1.トイレおよびその周辺を掘りがち
猫のホリホリ・スポットで真っ先に上がるのが、トイレおよびその周辺です。
どんなにかわいい飼い猫でも、ルーツをたどれば、猫の祖先・リビアヤマネコに行き着きます。つまり、野生の血がいまだに残っているということです。野生動物の掟は、自分の命を守ること。そのためには、危機管理が非常に重要になってきます。
猫がトイレの猫砂を掘るのは、うんちを隠して自分の匂いを消すためです。野生の現場でうんちを放置しておくと、匂いがまわりに漂い、天敵やライバル猫に自分の居場所がバレてしまいます。サバイバーにとっては、非常にリスキーな状況です。
穴を掘って、丁寧にうんちを収め、せっせと土(猫砂)をかけておけば、匂いの拡散を防げます。居場所も簡単には見つかりません。

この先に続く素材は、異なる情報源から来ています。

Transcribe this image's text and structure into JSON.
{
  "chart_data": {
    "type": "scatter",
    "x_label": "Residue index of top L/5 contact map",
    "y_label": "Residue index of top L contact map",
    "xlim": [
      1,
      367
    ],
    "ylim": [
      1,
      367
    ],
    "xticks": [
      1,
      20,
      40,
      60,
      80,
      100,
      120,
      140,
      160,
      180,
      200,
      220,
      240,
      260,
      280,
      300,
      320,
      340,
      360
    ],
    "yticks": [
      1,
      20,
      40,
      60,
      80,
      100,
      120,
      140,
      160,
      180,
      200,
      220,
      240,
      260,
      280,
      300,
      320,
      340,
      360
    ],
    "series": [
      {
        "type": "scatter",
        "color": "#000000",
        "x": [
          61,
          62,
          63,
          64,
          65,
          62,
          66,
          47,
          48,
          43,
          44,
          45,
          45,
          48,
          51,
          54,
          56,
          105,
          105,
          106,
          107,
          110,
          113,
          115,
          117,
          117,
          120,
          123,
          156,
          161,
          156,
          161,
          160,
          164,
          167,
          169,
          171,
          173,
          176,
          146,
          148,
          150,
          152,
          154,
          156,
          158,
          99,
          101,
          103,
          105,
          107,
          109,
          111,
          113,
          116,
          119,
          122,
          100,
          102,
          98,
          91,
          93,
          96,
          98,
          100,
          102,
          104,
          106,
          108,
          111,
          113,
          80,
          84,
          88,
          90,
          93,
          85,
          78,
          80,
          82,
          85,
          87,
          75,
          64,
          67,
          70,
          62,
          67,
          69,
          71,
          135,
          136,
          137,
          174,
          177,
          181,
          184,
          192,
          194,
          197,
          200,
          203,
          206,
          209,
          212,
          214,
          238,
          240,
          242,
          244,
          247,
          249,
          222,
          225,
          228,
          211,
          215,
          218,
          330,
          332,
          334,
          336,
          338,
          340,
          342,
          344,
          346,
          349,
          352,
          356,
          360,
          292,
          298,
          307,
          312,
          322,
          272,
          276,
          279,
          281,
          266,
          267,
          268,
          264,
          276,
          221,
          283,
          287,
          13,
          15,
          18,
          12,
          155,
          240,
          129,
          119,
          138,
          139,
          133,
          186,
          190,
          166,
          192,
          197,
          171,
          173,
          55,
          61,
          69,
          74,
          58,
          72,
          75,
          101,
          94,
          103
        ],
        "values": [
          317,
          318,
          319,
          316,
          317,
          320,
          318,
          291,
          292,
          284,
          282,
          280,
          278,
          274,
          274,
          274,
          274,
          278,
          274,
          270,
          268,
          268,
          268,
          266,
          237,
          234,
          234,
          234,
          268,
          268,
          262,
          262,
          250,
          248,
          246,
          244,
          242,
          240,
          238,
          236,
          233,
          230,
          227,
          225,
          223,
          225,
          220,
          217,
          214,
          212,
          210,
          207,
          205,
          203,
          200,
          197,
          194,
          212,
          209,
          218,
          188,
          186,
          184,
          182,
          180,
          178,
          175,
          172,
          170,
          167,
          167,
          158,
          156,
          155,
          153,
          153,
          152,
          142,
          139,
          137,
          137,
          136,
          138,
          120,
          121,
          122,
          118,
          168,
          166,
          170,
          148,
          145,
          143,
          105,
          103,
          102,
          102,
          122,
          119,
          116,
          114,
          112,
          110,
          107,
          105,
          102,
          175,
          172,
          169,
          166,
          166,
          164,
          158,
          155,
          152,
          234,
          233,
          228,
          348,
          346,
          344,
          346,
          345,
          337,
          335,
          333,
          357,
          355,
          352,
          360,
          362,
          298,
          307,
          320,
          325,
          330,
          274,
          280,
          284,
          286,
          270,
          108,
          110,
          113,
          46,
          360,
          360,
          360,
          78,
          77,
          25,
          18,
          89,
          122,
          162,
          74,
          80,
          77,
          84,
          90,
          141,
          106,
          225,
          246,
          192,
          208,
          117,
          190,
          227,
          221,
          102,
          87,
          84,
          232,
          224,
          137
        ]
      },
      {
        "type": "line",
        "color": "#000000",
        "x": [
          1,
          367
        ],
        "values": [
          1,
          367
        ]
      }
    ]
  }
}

律儀にトイレをホリホリして、我が分身(うんち)を隠すのは、野生動物としての名残です。豪快に塩を撒く力士のように、ときに愛猫が猫砂を派手に散らかしても、その野性に敬意を表し、大目に見てあげましょう。
2.モコモコ・ふわふわ素材を掘りがち
猫が穴を掘る場所は、トイレに限ったことではありません。毛布や布団、ラグなどの柔らかい布製品もヘビーローテーションになりがちです。
たとえば、寒い季節になると、就寝前に飼い主さんの布団に潜り込んで、必ずと言っていいほど毛布をホリホリする愛猫もいます。
実は、これもまた大昔からの習性であり、寝床を整えるための行動です。何よりも快適性にこだわる猫にとって、毎夜のベッドメイキングは欠かせません。
なかには、ホリホリの後、念入りにフミフミしてから眠りに落ちる子もいます。フミフミは、子猫時代、母猫のおっぱいを出しやすくするためのしぐさです。愛猫だけでなく、飼い主さんをも甘い寝落ちの世界に誘います。
愛猫が飼い主さんの布団をホリホリし始めたら、先祖代々伝わるベッドメイクが始まった証拠です。その愛らしく、かわいらしい伝統の技を一ファンとして静かに見守ってあげてください。